農家支持プログラムについては、大規模農家への集中を懸念

 農家支持プログラムについては、より手厚い保護を望む意見が聞かれるものと予想していたが、変化を求める意見もあった。全体として、農家への支払いが上昇する農地価格に費やされ、かつ、3分の1の農業者に集中することにより、大規模農業者により大きな利益をもたらしていることに対する懸念が示された。特に、中小規模の農家の懸念が大きかった。また、地域的な差も見られた。中西部では支持の上限設定を求める声があったのに対し、西部ではこれに反対する意見が聞かれた。作物間での支持の差に対する不満も聞かれたが、実際、現行農業法下では穀物に価格・所得支持プログラムが集中している。

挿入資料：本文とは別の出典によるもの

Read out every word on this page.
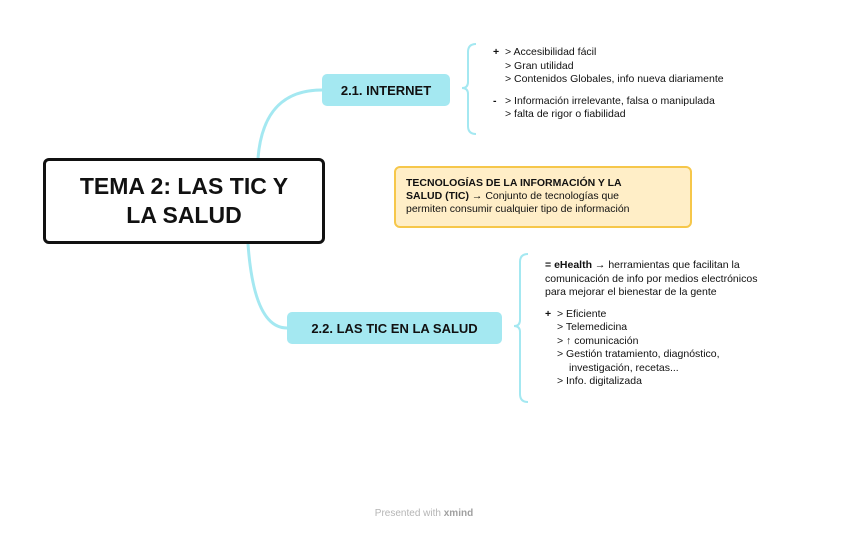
TEMA 2: LAS TIC Y
LA SALUD
2.1. INTERNET
2.2. LAS TIC EN LA SALUD
TECNOLOGÍAS DE LA INFORMACIÓN Y LA
SALUD (TIC) → Conjunto de tecnologías que
permiten consumir cualquier tipo de información
+ > Accesibilidad fácil
> Gran utilidad
> Contenidos Globales, info nueva diariamente
- > Información irrelevante, falsa o manipulada
> falta de rigor o fiabilidad
= eHealth → herramientas que facilitan la
comunicación de info por medios electrónicos
para mejorar el bienestar de la gente
+ > Eficiente
> Telemedicina
> ↑ comunicación
> Gestión tratamiento, diagnóstico,
investigación, recetas...
> Info. digitalizada
Presented with xmind
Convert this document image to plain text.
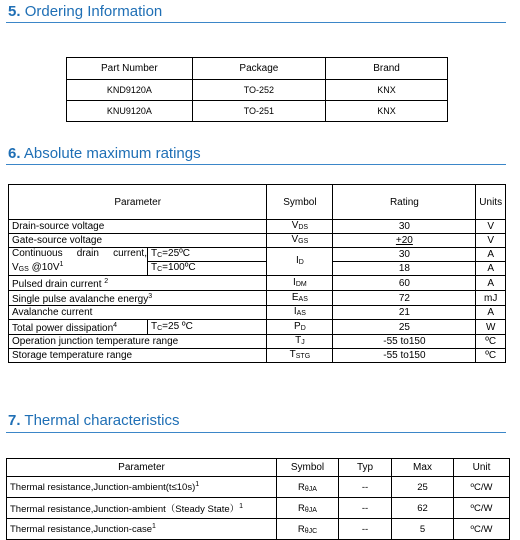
5. Ordering Information
Part Number	Package	Brand
KND9120A	TO-252	KNX
KNU9120A	TO-251	KNX
6. Absolute maximum ratings
Parameter		Symbol	Rating	Units
Drain-source voltage		VDS	30	V
Gate-source voltage		VGS	+20	V

Continuous drain current,
VGS $@10V^1$	TC=25ºC	ID	30	A
	TC=100ºC		18	A
Pulsed drain current $^2$		IDM	60	A
Single pulse avalanche energy$^3$		EAS	72	mJ
Avalanche current		IAS	21	A
Total power dissipation$^4$	TC=25 ºC	PD	25	W
Operation junction temperature range		TJ	-55 to150	ºC
Storage temperature range		TSTG	-55 to150	ºC
7. Thermal characteristics
Parameter	Symbol	Typ	Max	Unit
Thermal resistance,Junction-ambient(t≤10s)$^1$	RθJA	--	25	ºC/W
Thermal resistance,Junction-ambient（Steady State）$^1$	RθJA	--	62	ºC/W
Thermal resistance,Junction-case$^1$	RθJC	--	5	ºC/W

農家支持プログラムが生産を助長し、より多くの作物を生産し支持を得るために農地を拡大する要因となっていることを指摘する意見が多かった。農業政策が需要を勘案せずに農地や生産の拡大を助長するのであれば、農産物価格の低落は自明である。


農場継承や新規就農の困難性が課題

 同長官はまた、農場継承や新規就農問題にも言及し、高い農地価格や金利から、農家の子息の農場継承や新規就農の困難性を訴える意見が若い世代から聞かれた。


現行農業法を時代の変化に適応させる必要

 同長官は、2002年農業法を当時自分は正しい政策としてこれを支持したものの、時代の変化を感じた。われわれはWTOを米国産品のための市場開放に用いなければならない。WTOが次期農業法を草起するわけではないが、市場アクセス分野で利益を得るためには国内支持分野で指導力を発揮する必要があるとし、次期農業法においてWTO農業交渉の趨勢を先取りすることの重要性を強調した。